A ideia de criar o ônibus surgiu nos debates da Transparência Hacker, fórum online que questiona a omissão de dados públicos na internet. Em julho de 2011, o projeto foi colocado no Catarse – site de financiamento colaborativo – e não demorou muito para que 464 apoiadores doassem um total de R$ 58.593, superando a meta inicial de R$ 40 mil.
Até agora, foram realizadas 13 “invasões”, como foram batizadas as intervenções do ônibus. O nome não foi escolhido à toa. Ao chegar à cidade-alvo, o grupo convida participantes usando uma estratégia bem mais prosaica: por meio de um megafone. Depois de reunir algumas pessoas, perguntam qual é o maior problema da região e propõem soluções através de oficinas de rádio, blog, mapeamento cartográfico e análise de dados, entre outros.
O ônibus costuma se tornar um chamariz para as crianças. Mas não se engane pensando que o projeto é brincadeira. Numa invasão à cidade de Ribeirão Preto (SP) em abril deste ano, foi o público infantil que apontou alguns policiais como um dos principais problemas de uma comunidade, acusando oficiais de abuso de autoridade. Elas afirmaram, ainda, que o problema só cessava com a chegada da imprensa. Foi aí que a equipe hacker questionou: e se vocês fizessem o papel dos jornalistas? Começava uma oficina sobre como elaborar um blog.
Mas o ônibus não foi concebido a partir desse modelo. “Na verdade, tivemos a ideia inicial de fazer um mutirão de oficinas sobre projetos de lei criados popularmente”, conta Pedro Belasco, cientista social e hacker do grupo. Ele se refere aos projetos de lei de iniciativa popular, que permitem que cidadãos brasileiros proponham suas ideias para a Constituição Federal. Não é tão simples quanto parece. De acordo com a regulamentação nacional, para que um projeto de lei vigore é preciso uma adesão mínima de 1% da população eleitoral do país por meio de assinaturas vindas de pelo menos 0,3% dos eleitores de cinco estados distintos. “Poucas pessoas sabem que isso é possível. Apesar da burocracia que o processo envolve, queremos explicar seu funcionamento”, diz Pedro, levantando as sobrancelhas.

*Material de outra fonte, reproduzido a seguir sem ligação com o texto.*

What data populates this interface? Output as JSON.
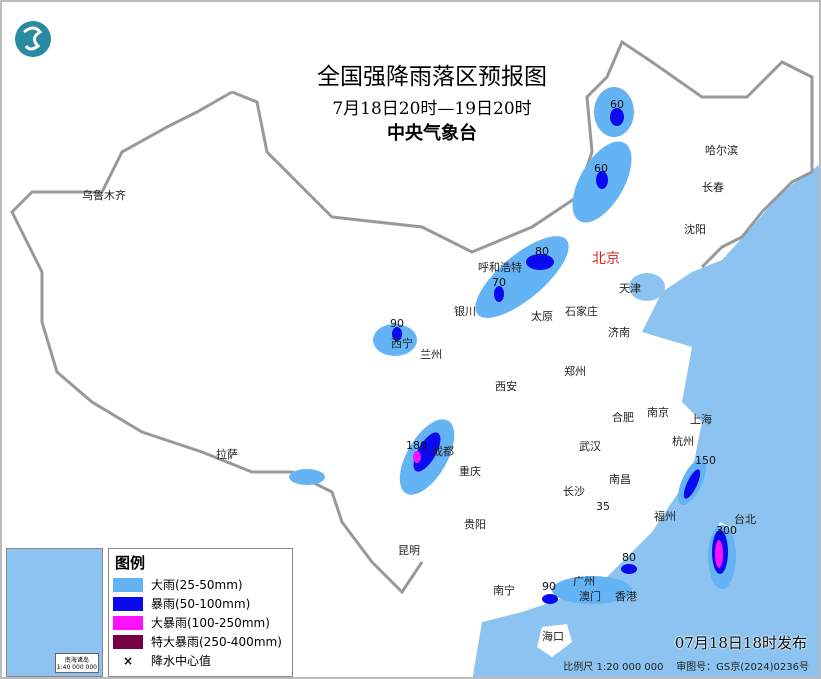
{
  "header": {
    "title": "全国强降雨落区预报图",
    "period": "7月18日20时—19日20时",
    "agency": "中央气象台"
  },
  "colors": {
    "heavy_rain": "#64b4f5",
    "rainstorm": "#0a0af0",
    "heavy_rainstorm": "#ff10ff",
    "extreme_rainstorm": "#780046",
    "sea": "#8cc3f0",
    "border": "#999999",
    "logo": "#2a8aa0"
  },
  "logo": {
    "icon": "cma-logo"
  },
  "legend": {
    "title": "图例",
    "items": [
      {
        "label": "大雨(25-50mm)",
        "color": "#64b4f5"
      },
      {
        "label": "暴雨(50-100mm)",
        "color": "#0a0af0"
      },
      {
        "label": "大暴雨(100-250mm)",
        "color": "#ff10ff"
      },
      {
        "label": "特大暴雨(250-400mm)",
        "color": "#780046"
      },
      {
        "label": "降水中心值",
        "symbol": "×"
      }
    ]
  },
  "inset": {
    "label": "南海诸岛",
    "scale": "1:40 000 000"
  },
  "cities": [
    "乌鲁木齐",
    "哈尔滨",
    "长春",
    "沈阳",
    "北京",
    "天津",
    "呼和浩特",
    "石家庄",
    "太原",
    "济南",
    "银川",
    "西宁",
    "兰州",
    "郑州",
    "西安",
    "合肥",
    "南京",
    "上海",
    "杭州",
    "武汉",
    "成都",
    "重庆",
    "拉萨",
    "南昌",
    "长沙",
    "福州",
    "台北",
    "贵阳",
    "昆明",
    "广州",
    "澳门",
    "香港",
    "南宁",
    "海口"
  ],
  "rain_centers": [
    "60",
    "60",
    "80",
    "70",
    "90",
    "180",
    "150",
    "35",
    "80",
    "90",
    "300"
  ],
  "footer": {
    "issued": "07月18日18时发布",
    "scale": "比例尺 1:20 000 000",
    "review_no": "审图号：GS京(2024)0236号"
  }
}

Uma das invasões em que os hackers chegaram mais perto desse objetivo foi a de Parati (RJ), em maio deste ano. Nela, o público decidiu elaborar um projeto de lei pela universalização da banda larga. Aliás, para os ativistas do Ônibus Hacker, a conclusão pertence sempre ao público. Quem está em busca de respostas diretas deve sair da rota do busão. Lá, eles seguem a lógica do ensino através do questionamento. “Não tenho dúvidas de que o ônibus é um ambiente de educação informal”, afirma Lívia, entre uma baforada e outra do cigarro. “Ele é um gerador de incertezas. O que muda para quem participa das oficinas é a apropriação crítica da tecnologia”, completa.

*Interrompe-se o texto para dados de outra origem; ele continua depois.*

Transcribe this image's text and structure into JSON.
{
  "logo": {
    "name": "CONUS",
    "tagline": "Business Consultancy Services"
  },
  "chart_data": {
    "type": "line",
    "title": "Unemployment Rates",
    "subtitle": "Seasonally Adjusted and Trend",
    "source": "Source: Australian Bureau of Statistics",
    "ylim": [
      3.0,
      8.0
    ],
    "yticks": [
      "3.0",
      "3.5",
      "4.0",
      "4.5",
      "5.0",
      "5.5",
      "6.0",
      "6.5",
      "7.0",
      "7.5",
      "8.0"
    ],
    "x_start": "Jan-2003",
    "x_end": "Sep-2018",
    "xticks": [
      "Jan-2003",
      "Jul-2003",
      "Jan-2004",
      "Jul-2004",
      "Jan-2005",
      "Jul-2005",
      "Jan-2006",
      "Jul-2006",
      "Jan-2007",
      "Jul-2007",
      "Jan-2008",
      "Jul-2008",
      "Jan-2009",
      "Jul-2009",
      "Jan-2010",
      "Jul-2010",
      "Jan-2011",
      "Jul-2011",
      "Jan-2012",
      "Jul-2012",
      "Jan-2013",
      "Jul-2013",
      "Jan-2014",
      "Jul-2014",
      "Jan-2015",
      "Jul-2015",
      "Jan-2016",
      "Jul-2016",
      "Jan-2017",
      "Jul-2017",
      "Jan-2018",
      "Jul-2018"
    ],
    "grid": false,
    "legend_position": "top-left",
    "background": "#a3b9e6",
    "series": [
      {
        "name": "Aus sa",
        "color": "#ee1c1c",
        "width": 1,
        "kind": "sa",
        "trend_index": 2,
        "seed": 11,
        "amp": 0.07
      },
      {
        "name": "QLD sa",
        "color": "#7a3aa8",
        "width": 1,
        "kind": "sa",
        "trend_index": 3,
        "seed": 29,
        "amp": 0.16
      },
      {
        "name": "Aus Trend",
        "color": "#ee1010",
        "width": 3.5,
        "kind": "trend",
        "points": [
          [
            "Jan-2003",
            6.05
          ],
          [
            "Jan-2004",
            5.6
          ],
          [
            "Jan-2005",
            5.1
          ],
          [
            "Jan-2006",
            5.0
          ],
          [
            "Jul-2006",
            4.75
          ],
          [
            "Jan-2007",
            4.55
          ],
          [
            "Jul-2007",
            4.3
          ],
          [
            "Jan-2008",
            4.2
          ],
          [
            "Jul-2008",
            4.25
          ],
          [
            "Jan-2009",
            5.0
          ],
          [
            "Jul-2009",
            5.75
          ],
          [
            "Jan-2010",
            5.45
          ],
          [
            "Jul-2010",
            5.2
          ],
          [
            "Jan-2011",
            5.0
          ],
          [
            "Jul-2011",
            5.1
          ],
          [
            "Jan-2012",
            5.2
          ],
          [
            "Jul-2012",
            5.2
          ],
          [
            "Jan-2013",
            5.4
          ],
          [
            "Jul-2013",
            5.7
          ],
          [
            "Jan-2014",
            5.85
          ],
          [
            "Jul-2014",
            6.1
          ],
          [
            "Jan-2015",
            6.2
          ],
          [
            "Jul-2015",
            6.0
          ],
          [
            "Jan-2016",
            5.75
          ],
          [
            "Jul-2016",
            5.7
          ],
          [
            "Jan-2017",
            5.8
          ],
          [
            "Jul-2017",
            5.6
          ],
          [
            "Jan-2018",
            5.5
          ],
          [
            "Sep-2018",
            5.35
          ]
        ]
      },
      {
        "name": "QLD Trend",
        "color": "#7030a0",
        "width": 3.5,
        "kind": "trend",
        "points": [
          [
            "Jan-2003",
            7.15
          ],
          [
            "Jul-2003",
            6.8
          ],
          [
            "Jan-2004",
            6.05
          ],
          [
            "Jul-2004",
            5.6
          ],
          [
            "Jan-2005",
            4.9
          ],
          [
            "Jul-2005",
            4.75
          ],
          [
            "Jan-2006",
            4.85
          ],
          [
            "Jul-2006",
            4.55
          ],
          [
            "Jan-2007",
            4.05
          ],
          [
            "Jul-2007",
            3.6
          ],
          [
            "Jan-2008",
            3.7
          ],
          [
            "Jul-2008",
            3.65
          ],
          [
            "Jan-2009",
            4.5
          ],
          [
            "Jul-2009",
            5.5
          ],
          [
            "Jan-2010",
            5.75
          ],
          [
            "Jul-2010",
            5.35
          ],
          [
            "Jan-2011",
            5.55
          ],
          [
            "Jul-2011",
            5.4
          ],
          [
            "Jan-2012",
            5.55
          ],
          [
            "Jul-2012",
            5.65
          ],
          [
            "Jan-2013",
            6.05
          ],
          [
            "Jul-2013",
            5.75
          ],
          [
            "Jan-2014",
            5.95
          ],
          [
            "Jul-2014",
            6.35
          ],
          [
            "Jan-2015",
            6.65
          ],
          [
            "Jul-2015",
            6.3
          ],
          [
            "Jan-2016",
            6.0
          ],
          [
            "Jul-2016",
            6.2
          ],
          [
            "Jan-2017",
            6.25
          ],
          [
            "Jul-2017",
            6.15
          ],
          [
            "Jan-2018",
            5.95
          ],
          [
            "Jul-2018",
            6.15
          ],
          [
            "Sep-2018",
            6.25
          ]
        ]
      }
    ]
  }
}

Apesar das certezas sobre a lógica educativa do ônibus, ele ainda é incerto em alguns aspectos, como tempo de estadia no local escolhido. Um dia é pouco, três é demais. “Se ficamos muito tempo, as pessoas acabam se acostumando com nossa presença”, afirma Lívia. A forma de administração financeira do projeto é outro ponto nebuloso. A hacker esbarra na definição de um funcionamento através da “bagunça total hippie e absoluta”. Mas não é só de paz e amor que vive o busão. Só o estacionamento custa R$ 300 mensais. Na primeira troca de peças, eles dizem que foram gastos R$ 10 mil. Pedro Belasco conta que, depois de ficar no vermelho, o grupo pensou em alternativas para se manter. “Queremos usar parte do tempo livre para vender serviços com o ônibus”, diz.

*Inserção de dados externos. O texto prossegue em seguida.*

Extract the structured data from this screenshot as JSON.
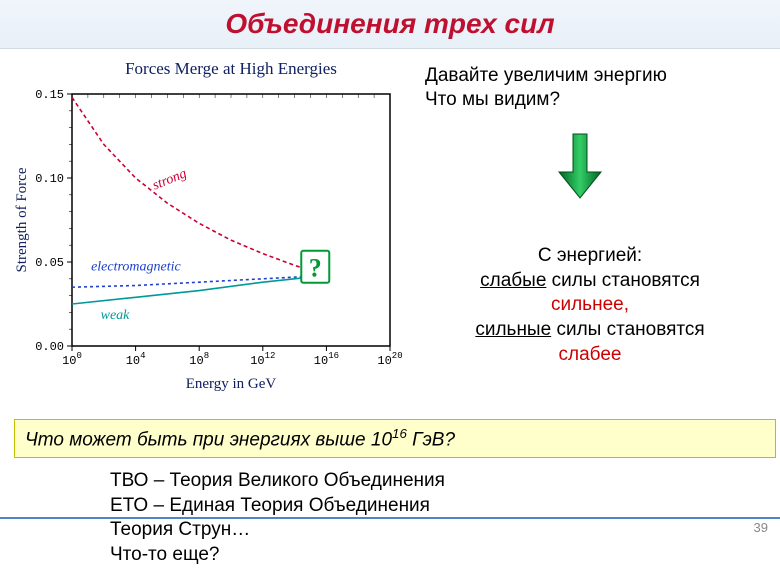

Com ou sem verbas, eles já se preparam para a próxima invasão. Nos dias 20 e 21 de setembro, o Ônibus Hacker estará no Centro Cultural São Paulo realizando uma feira de compartilhamento de torrents (servidores que permitem que arquivos de mídias sejam compartilhados com mais agilidade), oficinas e mapeamento cartográfico da região. Até o fim do ano, o busão cogita expandir fronteiras. Lívia e Pedro contam que há planos de workshops no Paraguai. Serão mais alguns quilômetros para os 18 mil rodados desde a compra do ônibus.